Dibalik Jendela

02.38

source: tumblr

Masihkah kau meringkuh dalam sudut ruang dibalik jendela itu, meratapi rindumu yang tetap saja terlihat tabu, adakalanya aku mendekati bingkai dan berpura-pura memetik daun-daun kering mawar putih di terasku, membiarkan jari-jemari ku tergores duri kecil, setidaknya mawar itu tetap menjadi indah, kalau-kalau kau lelah bersembunyi dan ingin melihat keluar jendelamu, aku siapkan pemandangan itu tiap kali aku keluar merindukan deru nafasmu, itulah alasan keyakinanku bahwa ada ruang diantara kita, walaupun dengan dimensi yang berbeda, aku selalu tau jiwamu selalu ada.
Beberapa hari yang lalu aku beranikan diri menegur pelan, berbasa-basi memastikan apa kau tetap disana, embun pagi yang masih diluar jendela dan kau tetap diruang dibalik jendelanya, aku merasa hembusan angin basah membiaskan harum anyir yang biasa ku cium dari tirai mu perlahan menjadi semerbak aroma melati, apakah itu pertanda kau tak lagi menepi disudut,  mulai berjalan terarah entah di samping atau ditengah.

Kala rembulan merangkul sukma kuintip sejenak jendelamu, karena aku tahu selalu ada celah kecil yang kau biarkan terbuka, telinga ku seketika tajam menangkap nyanyian sepi, nyanyian kepedihan yang kau alunan sabagai pemberontakanmu kepada Tuhan. Ingin rasanya aku menembus tembok ruangmu, merangkul hangat tubuhmu walau hatimu masih untuk seseorang yang telah pergi. Ingin kuhapus air mata itu dengan tanganku sendiri walau setiap butirnya teramu kisahmu dengan nya yang pelan merobek luka lara.


Aku masih merindukan mu perempuanku dibalik jendela, aku merindukan melihat tingkahmu dengan lincah kau lompati bingkai itu dan mengetuk keras-keras jendela ku, bercerita di balkon rumahku, memainkan permainan konyol yang kau buat sendiri, sehingga kau yang selalu menjadi pemenang, karena aku selalu mau mengalah untukmu, 12 tahun yang lalu. Bayangan kita samar tertera dibalkon rumahku yang sekarang sudah tak terawat lagi semenjak tak ada pertemuan aku dan kamu disana. Tapi hatiku selalu berterus terang bahwa kau tetap perempuanku dibalik jendela.

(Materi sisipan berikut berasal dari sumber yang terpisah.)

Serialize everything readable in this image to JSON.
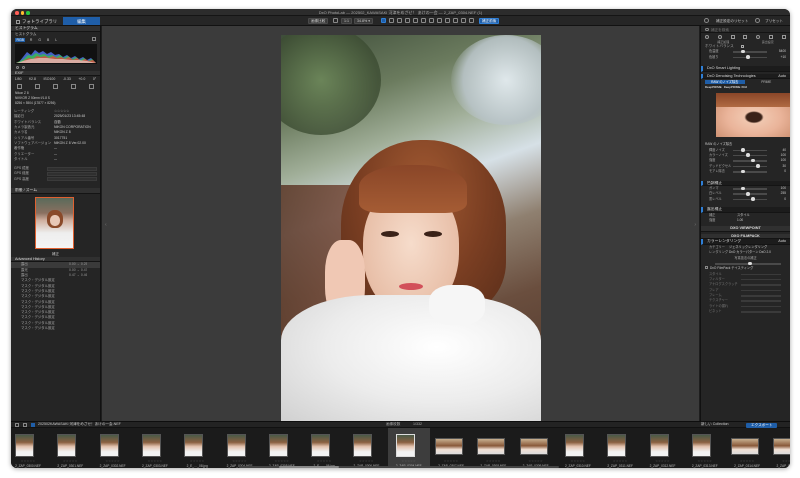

Aku sadar sudah ada tembok yang lebih kuat memisahkan rinduku, yaitu bayang-bayang sosok lelaki yang masih kau anggap ada, padahal tulang-tulangnya sudah membaur bersama tanah diliang lahat sana, apakah sedalam itu kamu mencintainya, hingga saat tiada kehidupanmu pun sirna, layaknya bunga-bunga diujung balkon yang dulu teman bisu kita saat bersama, tinggalah bangkai bermetamorfosa fosil yang entah bagaimana wujudnya, begitu juga kamu perempuanku dibalik jendela, apa kau tampak kurus, tampak keriput, wajahmu sendu jatuh berpilu karena tak ada sedikit senyum menyungging? Apa rambutmu cepak, pajang, atau gimbal berantaka?. yang pasti kedua bola matamu masih terbayang pasti, hitam legam meneduhkan.

"Yan akhirnya ujian kelar, lu beneran mau lanjut kuliah ke Bandung? ". Seru gita sambil menurunkan petikan gitarnya agar suaranya terdengar oleh ku.

"iyalah Git, udah syukur ada universitas negeri yang nerima gue, masak mau gue tolak".  Jawabku seadanya sambil membalik novel yang kubaca.

"tapi gue gak jadi ke Bandung Yan"

"loh kenapa, itu kan impian lu dari dulu Git, belajar senirupa dibawah naungan Institut yang berlogo gajah itu"

"Tama nembak gue semalem, waktu prom night"


Selalu terniang jelas kata-kata perpisahan kita, sejak saat itu aku memilih mundur, pergi dari kehidupanmu, jiwa ku selalu terbelah dua sisi yang memakimu dengan kebencianku terhadapmu, sedang sisi yang lain tak pernah berhenti mencintaimu tanpa ragu, hingga selalu ada dalam alam bawah sadarku, bahkan aku tetap mencintaimu. Aku selalu ingin meminta pertanggunjawabanmu tentang dua jiwaku yang selalu berkelahi.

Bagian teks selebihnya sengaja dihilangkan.